A spokesperson for antifascism campaign group HOPE not hate told VICE World News that while it was “too soon to say what motivated this man to commit murder, we do know that the incel ideology can be dangerous and radicalising.”

“It is built on misogyny, and a twisted, desperate worldview… those who consume incel content have engaged in violent attacks.”

Daniel Koehler, director of the German Institute in Radicalisation and De-Radicalisation Studies, said that while he couldn’t comment on the specifics of the Plymouth shootings, the incel community often overlapped with far-right ideology, as “toxic masculinity and violent hatred against women are common threads cutting across most forms of violent extremist ideologies.”

“However, we must understand people who consider themselves to be incels or a member of that environment to be impacted by many different factors apart from political ideologies… especially the role of mental health issues stands out.”

Incel violence has until now been a largely North American phenomenon.

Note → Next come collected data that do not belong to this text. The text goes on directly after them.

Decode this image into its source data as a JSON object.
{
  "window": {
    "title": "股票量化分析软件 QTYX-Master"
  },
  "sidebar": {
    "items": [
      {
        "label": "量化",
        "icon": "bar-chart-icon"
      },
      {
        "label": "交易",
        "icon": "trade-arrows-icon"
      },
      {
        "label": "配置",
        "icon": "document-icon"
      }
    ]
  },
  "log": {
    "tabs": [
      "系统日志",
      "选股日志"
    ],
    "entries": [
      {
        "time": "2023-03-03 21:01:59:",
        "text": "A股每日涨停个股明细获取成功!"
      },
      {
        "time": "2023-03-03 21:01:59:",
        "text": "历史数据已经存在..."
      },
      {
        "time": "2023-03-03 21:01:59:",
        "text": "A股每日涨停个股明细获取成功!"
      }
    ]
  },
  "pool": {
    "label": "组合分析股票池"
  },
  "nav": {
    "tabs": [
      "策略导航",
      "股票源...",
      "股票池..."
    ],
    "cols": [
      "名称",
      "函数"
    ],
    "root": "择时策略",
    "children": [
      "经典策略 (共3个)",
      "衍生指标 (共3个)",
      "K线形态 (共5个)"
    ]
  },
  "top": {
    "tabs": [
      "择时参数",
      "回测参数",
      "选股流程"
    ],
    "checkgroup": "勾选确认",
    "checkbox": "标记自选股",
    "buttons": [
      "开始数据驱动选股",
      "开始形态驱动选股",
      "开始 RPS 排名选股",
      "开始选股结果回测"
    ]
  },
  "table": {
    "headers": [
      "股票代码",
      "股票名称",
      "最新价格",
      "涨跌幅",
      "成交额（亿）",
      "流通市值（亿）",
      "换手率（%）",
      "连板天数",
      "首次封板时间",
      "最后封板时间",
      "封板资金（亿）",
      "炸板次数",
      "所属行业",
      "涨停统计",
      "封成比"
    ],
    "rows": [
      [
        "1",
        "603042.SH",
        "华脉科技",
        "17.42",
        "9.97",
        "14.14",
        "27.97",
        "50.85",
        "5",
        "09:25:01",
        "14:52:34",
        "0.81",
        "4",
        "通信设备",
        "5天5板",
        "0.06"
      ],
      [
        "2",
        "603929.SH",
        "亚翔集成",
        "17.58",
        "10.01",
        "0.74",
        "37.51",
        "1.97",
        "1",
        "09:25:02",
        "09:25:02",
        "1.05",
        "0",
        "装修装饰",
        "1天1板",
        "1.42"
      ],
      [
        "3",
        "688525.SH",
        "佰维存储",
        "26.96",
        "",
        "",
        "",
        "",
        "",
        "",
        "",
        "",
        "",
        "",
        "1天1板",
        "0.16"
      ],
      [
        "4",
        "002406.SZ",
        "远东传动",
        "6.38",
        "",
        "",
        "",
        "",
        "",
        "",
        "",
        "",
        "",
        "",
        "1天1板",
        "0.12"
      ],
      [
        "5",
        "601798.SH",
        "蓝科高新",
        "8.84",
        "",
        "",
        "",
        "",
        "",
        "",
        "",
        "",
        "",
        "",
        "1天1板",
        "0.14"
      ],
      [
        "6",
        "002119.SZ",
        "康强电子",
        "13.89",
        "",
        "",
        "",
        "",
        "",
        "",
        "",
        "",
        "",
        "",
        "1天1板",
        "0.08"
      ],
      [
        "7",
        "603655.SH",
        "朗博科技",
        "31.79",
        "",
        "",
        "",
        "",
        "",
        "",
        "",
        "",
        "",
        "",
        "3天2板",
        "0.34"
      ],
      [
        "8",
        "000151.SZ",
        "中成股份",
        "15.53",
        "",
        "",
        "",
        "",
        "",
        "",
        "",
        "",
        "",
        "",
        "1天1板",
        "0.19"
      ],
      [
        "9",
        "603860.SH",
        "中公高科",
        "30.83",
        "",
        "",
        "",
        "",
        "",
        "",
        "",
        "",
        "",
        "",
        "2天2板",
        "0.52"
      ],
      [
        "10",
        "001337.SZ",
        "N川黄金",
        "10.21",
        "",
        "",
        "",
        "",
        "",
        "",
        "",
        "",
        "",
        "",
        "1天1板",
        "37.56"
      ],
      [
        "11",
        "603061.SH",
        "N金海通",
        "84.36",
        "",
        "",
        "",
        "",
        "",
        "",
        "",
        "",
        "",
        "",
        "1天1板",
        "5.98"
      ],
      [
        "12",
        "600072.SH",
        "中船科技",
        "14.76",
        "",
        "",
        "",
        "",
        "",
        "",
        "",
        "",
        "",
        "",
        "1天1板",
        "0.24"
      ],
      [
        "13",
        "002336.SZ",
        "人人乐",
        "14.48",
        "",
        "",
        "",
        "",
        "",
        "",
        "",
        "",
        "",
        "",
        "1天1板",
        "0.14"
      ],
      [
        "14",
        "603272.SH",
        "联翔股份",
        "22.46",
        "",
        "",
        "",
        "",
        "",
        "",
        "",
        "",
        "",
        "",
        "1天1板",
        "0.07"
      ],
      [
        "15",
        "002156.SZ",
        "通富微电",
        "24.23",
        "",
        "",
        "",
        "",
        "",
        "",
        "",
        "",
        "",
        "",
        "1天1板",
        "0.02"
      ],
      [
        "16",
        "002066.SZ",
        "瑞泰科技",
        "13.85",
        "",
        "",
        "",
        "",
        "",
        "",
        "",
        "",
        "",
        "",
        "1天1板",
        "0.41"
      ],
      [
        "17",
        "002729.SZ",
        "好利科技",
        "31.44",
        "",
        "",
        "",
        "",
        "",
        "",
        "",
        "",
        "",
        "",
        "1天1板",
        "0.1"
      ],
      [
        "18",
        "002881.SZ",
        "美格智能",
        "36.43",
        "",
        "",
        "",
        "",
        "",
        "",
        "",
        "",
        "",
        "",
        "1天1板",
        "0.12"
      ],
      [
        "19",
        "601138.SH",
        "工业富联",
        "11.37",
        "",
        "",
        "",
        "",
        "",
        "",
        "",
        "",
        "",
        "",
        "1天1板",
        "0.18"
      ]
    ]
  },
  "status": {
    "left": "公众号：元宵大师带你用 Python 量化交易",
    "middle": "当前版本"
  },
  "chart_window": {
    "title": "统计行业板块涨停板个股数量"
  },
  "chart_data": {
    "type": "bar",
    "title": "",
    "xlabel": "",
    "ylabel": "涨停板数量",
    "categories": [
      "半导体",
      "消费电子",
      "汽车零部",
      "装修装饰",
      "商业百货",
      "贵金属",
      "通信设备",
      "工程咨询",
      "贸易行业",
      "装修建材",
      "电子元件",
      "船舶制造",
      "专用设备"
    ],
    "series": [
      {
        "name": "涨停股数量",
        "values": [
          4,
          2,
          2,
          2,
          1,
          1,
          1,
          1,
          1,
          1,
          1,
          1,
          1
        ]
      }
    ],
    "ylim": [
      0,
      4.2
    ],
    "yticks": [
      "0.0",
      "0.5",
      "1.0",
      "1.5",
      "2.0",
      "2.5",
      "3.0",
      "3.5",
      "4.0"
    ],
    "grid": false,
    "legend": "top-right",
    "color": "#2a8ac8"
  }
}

Last month, 21-year-old Tres Genco was indicted by a grand jury over an alleged plot to murder sorority members at a university in Ohio, while in March, a 28-year-old Canadian man was found guilty of 10 counts of first-degree murder and 16 counts of attempted murder for a 2018 van-ramming attack in Toronto. Shortly before the attack he had praised Rodger, and declared the start of an “incel rebellion.”

But in January, a 22-year-old Scottish incel was jailed for 10 years under the Terrorism Act, for possessing weapons in preparation for an attack. The court heard that Gabrielle Friel was obsessed with mass killings, and idolised Rodger.